CIIIC Start 1 Active

Van ethische dilemma’s naar toekomstdenken: immersieve technologie als katalysator voor inclusieve besluitvorming

Technological innovations bring urgent ethical questions with them. These questions call not only for an assessment of what is desirable, but also for anticipating possible futures and the values that are central to them. A major barrier to inclusive decision-making is a lack of futures awareness and ethical capacity. Many people find it hard to imagine the implications of technology. Non-users in particular experience a knowledge gap and feel they cannot join the conversation, even though they do undergo technology's impact.
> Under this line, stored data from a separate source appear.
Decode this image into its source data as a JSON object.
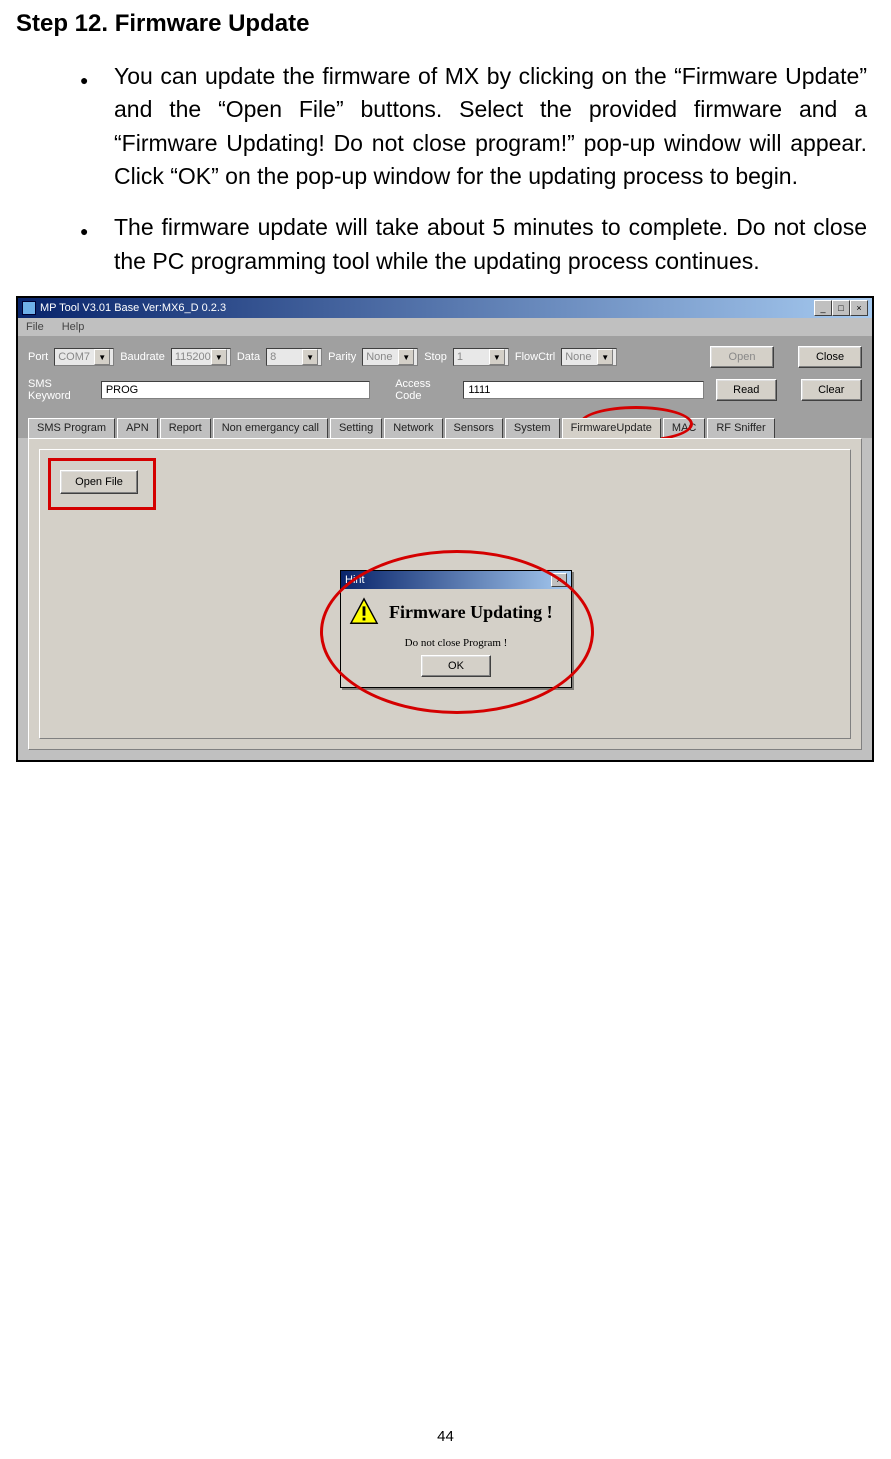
{
  "title": "Step 12. Firmware Update",
  "bullets": [
    "You can update the firmware of MX by clicking on the “Firmware Update” and the “Open File” buttons. Select the provided firmware and a “Firmware Updating! Do not close program!” pop-up window will appear. Click “OK” on the pop-up window for the updating process to begin.",
    "The firmware update will take about 5 minutes to complete. Do not close the PC programming tool while the updating process continues."
  ],
  "window": {
    "title": "MP Tool V3.01  Base Ver:MX6_D 0.2.3",
    "menu": {
      "file": "File",
      "help": "Help"
    },
    "toolbar": {
      "port_label": "Port",
      "port_value": "COM7",
      "baud_label": "Baudrate",
      "baud_value": "115200",
      "data_label": "Data",
      "data_value": "8",
      "parity_label": "Parity",
      "parity_value": "None",
      "stop_label": "Stop",
      "stop_value": "1",
      "flow_label": "FlowCtrl",
      "flow_value": "None",
      "open_btn": "Open",
      "close_btn": "Close",
      "sms_label": "SMS Keyword",
      "sms_value": "PROG",
      "access_label": "Access Code",
      "access_value": "1111",
      "read_btn": "Read",
      "clear_btn": "Clear"
    },
    "tabs": [
      "SMS Program",
      "APN",
      "Report",
      "Non emergancy call",
      "Setting",
      "Network",
      "Sensors",
      "System",
      "FirmwareUpdate",
      "MAC",
      "RF Sniffer"
    ],
    "active_tab_index": 8,
    "open_file_btn": "Open File",
    "dialog": {
      "title": "Hint",
      "main": "Firmware Updating !",
      "sub": "Do not close Program !",
      "ok": "OK"
    }
  },
  "page_number": "44"
}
This problem is reinforced because the future of a technology is often imagined by a handful of companies whose business models encourage polarisation and digital dependency, while environmental impact and social costs are externalised. This increases the likelihood of one-sided decision-making. The project applies ethics-by-design by involving a city's residents inclusively and actively in exploring ethical dilemmas around emerging technology. We use social friction as a source of innovation and connect technology development to values such as safety, power and inclusion. The research focuses on strengthening the imagination through two 'Moral Labs': 1 - a traditional presentation (image and text), followed by a conversation; 2 - an immersive presentation in Virtual Reality (VR), followed by a conversation. In both scenarios, several participants discuss the positions taken and the moral dilemmas together. The VR intervention uses multiplayer functionality to create social presence. By running a moderated split test on the two scenarios above, this research weighs the effectiveness of an immersive experience against the traditional presentation. The richness of both conversations is analysed using Ahvenharju's (2018) five dimensions of futures consciousness and the LIWC tool (Boyd, 2022). The results offer insight into how immersive technology can contribute to inclusive ethical dialogue and democratic decision-making.